Opening it could cause the load from the floor above to meet you on your level so to speak. If the door is loaded mark it and log it as a hazard. – Practice door checks on loaded and unloaded doors regularly, it may save your life. – If a previously unloaded door becomes loaded, reassess the structure and prepare to rapidly evacuate. DO Mark Room Corners. – Spray paint the floor and ceiling corners of safe and possibly unsafe rooms. If the structure shifts the paint will show movement. – The practice of marking the corners acts as a DANGER warning but must be checked on a regular intervals for it to work.

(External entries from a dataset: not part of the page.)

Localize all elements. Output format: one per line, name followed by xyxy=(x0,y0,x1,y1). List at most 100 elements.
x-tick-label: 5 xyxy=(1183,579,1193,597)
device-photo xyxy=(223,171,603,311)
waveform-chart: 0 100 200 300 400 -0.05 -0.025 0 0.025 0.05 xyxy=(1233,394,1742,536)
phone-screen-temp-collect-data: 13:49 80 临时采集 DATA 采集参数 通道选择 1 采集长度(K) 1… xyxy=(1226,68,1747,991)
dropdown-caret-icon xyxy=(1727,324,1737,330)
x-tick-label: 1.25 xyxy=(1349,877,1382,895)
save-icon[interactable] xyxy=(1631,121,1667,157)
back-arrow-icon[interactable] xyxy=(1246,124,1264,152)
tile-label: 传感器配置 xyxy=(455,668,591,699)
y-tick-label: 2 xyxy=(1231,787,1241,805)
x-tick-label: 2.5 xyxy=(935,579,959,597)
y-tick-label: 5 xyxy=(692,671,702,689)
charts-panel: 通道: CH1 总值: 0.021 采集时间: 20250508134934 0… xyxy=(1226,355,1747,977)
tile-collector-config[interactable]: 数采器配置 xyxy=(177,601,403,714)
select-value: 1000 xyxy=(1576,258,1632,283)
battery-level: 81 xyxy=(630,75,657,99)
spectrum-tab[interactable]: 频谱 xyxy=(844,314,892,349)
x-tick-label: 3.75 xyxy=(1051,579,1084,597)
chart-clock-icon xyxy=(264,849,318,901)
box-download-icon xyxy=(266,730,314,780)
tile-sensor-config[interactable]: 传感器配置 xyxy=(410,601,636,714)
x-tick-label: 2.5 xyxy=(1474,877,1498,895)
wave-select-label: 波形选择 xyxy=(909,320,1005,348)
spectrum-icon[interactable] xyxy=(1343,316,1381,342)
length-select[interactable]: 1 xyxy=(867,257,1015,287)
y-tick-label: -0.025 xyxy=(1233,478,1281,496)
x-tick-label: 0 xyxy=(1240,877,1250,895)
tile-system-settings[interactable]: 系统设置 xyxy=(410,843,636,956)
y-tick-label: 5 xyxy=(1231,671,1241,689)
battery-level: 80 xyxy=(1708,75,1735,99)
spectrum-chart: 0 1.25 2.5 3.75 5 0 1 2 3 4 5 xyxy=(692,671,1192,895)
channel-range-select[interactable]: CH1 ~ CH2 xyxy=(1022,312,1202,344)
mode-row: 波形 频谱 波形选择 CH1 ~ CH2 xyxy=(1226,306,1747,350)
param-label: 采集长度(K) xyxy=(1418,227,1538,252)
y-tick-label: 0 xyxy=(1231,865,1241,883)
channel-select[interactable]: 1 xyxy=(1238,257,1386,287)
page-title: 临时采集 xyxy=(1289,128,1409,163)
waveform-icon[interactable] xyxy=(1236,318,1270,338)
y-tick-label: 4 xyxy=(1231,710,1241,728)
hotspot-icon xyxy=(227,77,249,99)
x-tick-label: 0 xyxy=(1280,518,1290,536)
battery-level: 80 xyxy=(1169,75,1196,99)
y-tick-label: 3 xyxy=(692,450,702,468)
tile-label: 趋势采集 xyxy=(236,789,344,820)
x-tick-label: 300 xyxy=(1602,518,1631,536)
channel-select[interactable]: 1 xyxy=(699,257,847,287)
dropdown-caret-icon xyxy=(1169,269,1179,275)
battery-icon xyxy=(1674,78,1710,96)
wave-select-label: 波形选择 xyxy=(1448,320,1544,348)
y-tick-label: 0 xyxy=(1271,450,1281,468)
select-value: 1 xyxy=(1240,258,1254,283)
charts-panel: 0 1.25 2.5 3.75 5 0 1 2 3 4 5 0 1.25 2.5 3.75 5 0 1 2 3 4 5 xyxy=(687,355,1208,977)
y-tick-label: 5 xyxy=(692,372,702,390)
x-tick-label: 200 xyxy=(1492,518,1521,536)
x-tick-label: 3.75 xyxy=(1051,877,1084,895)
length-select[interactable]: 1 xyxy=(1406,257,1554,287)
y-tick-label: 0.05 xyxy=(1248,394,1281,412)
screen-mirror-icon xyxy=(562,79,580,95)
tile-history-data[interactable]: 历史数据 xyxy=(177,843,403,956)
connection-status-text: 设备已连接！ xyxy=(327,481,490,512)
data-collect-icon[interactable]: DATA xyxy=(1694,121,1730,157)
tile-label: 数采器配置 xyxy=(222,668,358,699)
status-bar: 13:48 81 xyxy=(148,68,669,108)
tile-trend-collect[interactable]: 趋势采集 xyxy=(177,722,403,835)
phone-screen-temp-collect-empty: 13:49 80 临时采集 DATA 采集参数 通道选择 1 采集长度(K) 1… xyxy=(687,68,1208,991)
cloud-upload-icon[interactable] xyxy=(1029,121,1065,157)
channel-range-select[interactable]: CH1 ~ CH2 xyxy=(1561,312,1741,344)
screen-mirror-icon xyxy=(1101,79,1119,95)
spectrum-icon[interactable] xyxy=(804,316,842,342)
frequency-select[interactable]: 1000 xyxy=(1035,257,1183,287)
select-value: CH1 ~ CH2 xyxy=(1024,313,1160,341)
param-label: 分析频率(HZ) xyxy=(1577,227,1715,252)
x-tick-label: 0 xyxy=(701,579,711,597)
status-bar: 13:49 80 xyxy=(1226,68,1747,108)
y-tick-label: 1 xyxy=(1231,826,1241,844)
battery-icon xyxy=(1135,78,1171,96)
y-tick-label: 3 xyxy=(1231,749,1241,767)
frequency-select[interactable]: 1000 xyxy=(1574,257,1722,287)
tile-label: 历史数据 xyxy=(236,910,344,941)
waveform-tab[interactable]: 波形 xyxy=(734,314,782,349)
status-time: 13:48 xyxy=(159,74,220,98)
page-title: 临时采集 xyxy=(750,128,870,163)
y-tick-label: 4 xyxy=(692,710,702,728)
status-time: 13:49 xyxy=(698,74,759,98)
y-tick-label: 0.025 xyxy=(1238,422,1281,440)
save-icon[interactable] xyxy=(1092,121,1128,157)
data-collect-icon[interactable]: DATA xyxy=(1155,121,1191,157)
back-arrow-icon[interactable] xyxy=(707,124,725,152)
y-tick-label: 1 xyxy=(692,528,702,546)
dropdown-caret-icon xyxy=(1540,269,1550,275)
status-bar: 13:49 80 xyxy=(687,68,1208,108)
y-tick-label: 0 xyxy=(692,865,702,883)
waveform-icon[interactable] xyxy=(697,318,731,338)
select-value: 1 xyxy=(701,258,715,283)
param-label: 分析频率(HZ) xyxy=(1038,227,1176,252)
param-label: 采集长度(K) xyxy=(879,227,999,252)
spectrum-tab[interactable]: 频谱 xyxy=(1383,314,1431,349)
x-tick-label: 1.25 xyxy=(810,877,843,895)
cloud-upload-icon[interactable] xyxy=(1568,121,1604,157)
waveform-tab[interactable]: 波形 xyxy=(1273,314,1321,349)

Assign someone to log and check all markings at set time periods. DO Check Closed Air Spaces. – All closed air spaces [basements, manholes, etc. ] must !!!! Be checked with an Air Sampler {sniffed} to ensure there is enough Oxygen and dangerous gases are not present. – If an Air sampler is not available, ventilate the area with fans and use extreme caution. – If the above can not be carried out then only proceed with Self Contained Breathing Apparatus [S. C. B. A. ]. After a good shake trapped gases will find their way into closed tart spaces.